When an Ear Witness Decides the Case
Spoken clearly, the sounds “dah” and “bah” are easy to distinguish. Yet if you play a film clip in which the soundtrack says “dah” while the image on the screen shows a mouth saying “bah,” people will swear they heard “bah.”
If you ask people to count the number of times that a light flashes, and you flash the light seven times together with a sequence of eight beeping tones, people will say the light flashed eight times.
When confronted with conflicting pieces of information, the brain decides which sense to trust. In the first scenario, those clearly percussing lips could never be articulating a “d,” and so vision claimed the upper hand. But on matters that demand a temporal analysis, and making sense of similar sounds in a sequence, the brain reflexively counts on hearing.

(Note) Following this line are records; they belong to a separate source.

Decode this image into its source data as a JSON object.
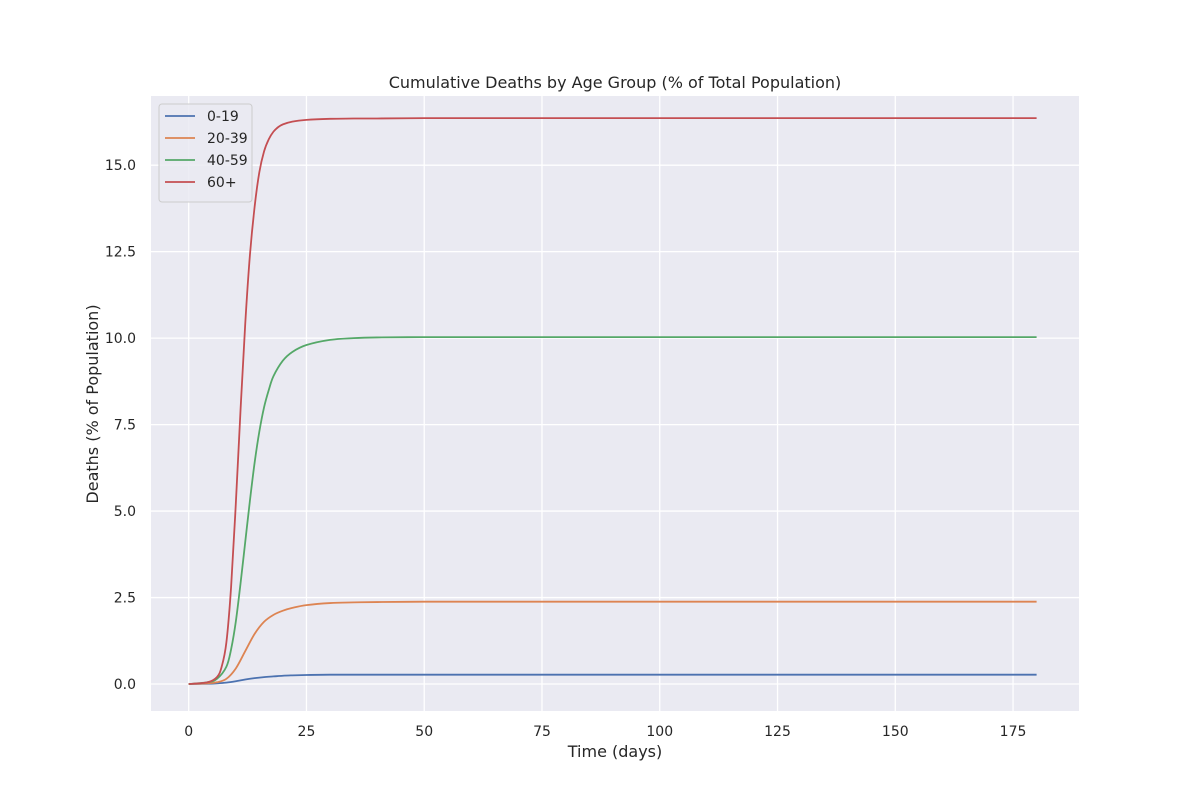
{
  "chart_data": {
    "type": "line",
    "title": "Cumulative Deaths by Age Group (% of Total Population)",
    "xlabel": "Time (days)",
    "ylabel": "Deaths (% of Population)",
    "xlim": [
      -8,
      189
    ],
    "ylim": [
      -0.78,
      17.0
    ],
    "xticks": [
      0,
      25,
      50,
      75,
      100,
      125,
      150,
      175
    ],
    "xtick_labels": [
      "0",
      "25",
      "50",
      "75",
      "100",
      "125",
      "150",
      "175"
    ],
    "yticks": [
      0.0,
      2.5,
      5.0,
      7.5,
      10.0,
      12.5,
      15.0
    ],
    "ytick_labels": [
      "0.0",
      "2.5",
      "5.0",
      "7.5",
      "10.0",
      "12.5",
      "15.0"
    ],
    "grid": true,
    "legend_position": "top-left",
    "series": [
      {
        "name": "0-19",
        "color": "#4c72b0",
        "x": [
          0,
          4,
          6,
          8,
          10,
          12,
          14,
          16,
          18,
          20,
          22,
          25,
          30,
          40,
          60,
          100,
          180
        ],
        "y": [
          0.0,
          0.01,
          0.02,
          0.04,
          0.08,
          0.13,
          0.17,
          0.2,
          0.22,
          0.24,
          0.25,
          0.26,
          0.27,
          0.27,
          0.27,
          0.27,
          0.27
        ]
      },
      {
        "name": "20-39",
        "color": "#dd8452",
        "x": [
          0,
          4,
          6,
          8,
          10,
          12,
          14,
          16,
          18,
          20,
          22,
          25,
          30,
          35,
          40,
          50,
          60,
          100,
          180
        ],
        "y": [
          0.0,
          0.02,
          0.05,
          0.15,
          0.45,
          0.95,
          1.45,
          1.8,
          2.0,
          2.12,
          2.2,
          2.28,
          2.34,
          2.36,
          2.37,
          2.38,
          2.38,
          2.38,
          2.38
        ]
      },
      {
        "name": "40-59",
        "color": "#55a868",
        "x": [
          0,
          4,
          6,
          8,
          9,
          10,
          11,
          12,
          13,
          14,
          15,
          16,
          17,
          18,
          20,
          22,
          25,
          30,
          35,
          40,
          50,
          60,
          100,
          180
        ],
        "y": [
          0.0,
          0.05,
          0.15,
          0.5,
          1.0,
          1.8,
          2.9,
          4.1,
          5.3,
          6.4,
          7.3,
          8.0,
          8.5,
          8.9,
          9.35,
          9.6,
          9.8,
          9.95,
          10.0,
          10.02,
          10.03,
          10.03,
          10.03,
          10.03
        ]
      },
      {
        "name": "60+",
        "color": "#c44e52",
        "x": [
          0,
          4,
          6,
          7,
          8,
          9,
          10,
          11,
          12,
          13,
          14,
          15,
          16,
          17,
          18,
          19,
          20,
          22,
          25,
          30,
          35,
          40,
          50,
          60,
          100,
          180
        ],
        "y": [
          0.0,
          0.05,
          0.2,
          0.5,
          1.2,
          2.8,
          5.2,
          7.9,
          10.4,
          12.4,
          13.8,
          14.8,
          15.4,
          15.75,
          15.97,
          16.1,
          16.18,
          16.26,
          16.31,
          16.34,
          16.35,
          16.35,
          16.36,
          16.36,
          16.36,
          16.36
        ]
      }
    ]
  }
}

Click click click. You can listen to a series of clicks at 20 beats per second and know they are separate clicks rather than a single continuous tone. Run a series of images together at 20 frames per second and — welcome to the movies.
“The temporal resolution of our vision,” said Barbara Shinn-Cunningham of Boston University, “is an order of magnitude slower than what our auditory system can cope with.”
It’s easy to take hearing for granted, that sprawling stereophonic Babylonia where the gates never close and there are soapboxes for all. You can shut your eyes against a bright sun or avert your gaze from a grim scene. But when one neighbor’s leaf blower sets off another neighbor’s car alarm, hey, where are my earlids? We’ve been called the visual primate, and the size of our visual cortex dwarfs the neural platform assigned to audition. Most people, when asked, claim they would rather lose their hearing than their sight.
Yet in ways that researchers are just beginning to appreciate, we humans are beholden to our ears. Mechanically, electrically, behaviorally and cosmetically, our paired sounding boards are a genuine earmark of our species. And if the words aural and oral are often confused, they should be, for our ears and our mouths jointly gave us our voice.
Scientists now suspect that the origin of human language owes as much to improvements in the early hominid ear as to more familiar spurs like a changing vocal tract or even a generally expanding brain. In one recent molecular analysis, John Hawks of the University of Wisconsin reported that eight genes involved in shaping the human ear appear to have undergone significant changes over the past 40,000 years, some as recently as the dawn of the Roman Empire. Only with highly refined auditory infrastructure, researchers said, could our ancestors have tuned in to the sort of tiny fluctuations in pressure waves that characterize all human speech, let alone properly conjugated Latin.Moreover, the avidity with which our auditory sense seeks to organize ambient noise into a meaningful acoustical pattern — a likely consequence of our dependence on language — could help explain our distinctly human musicality.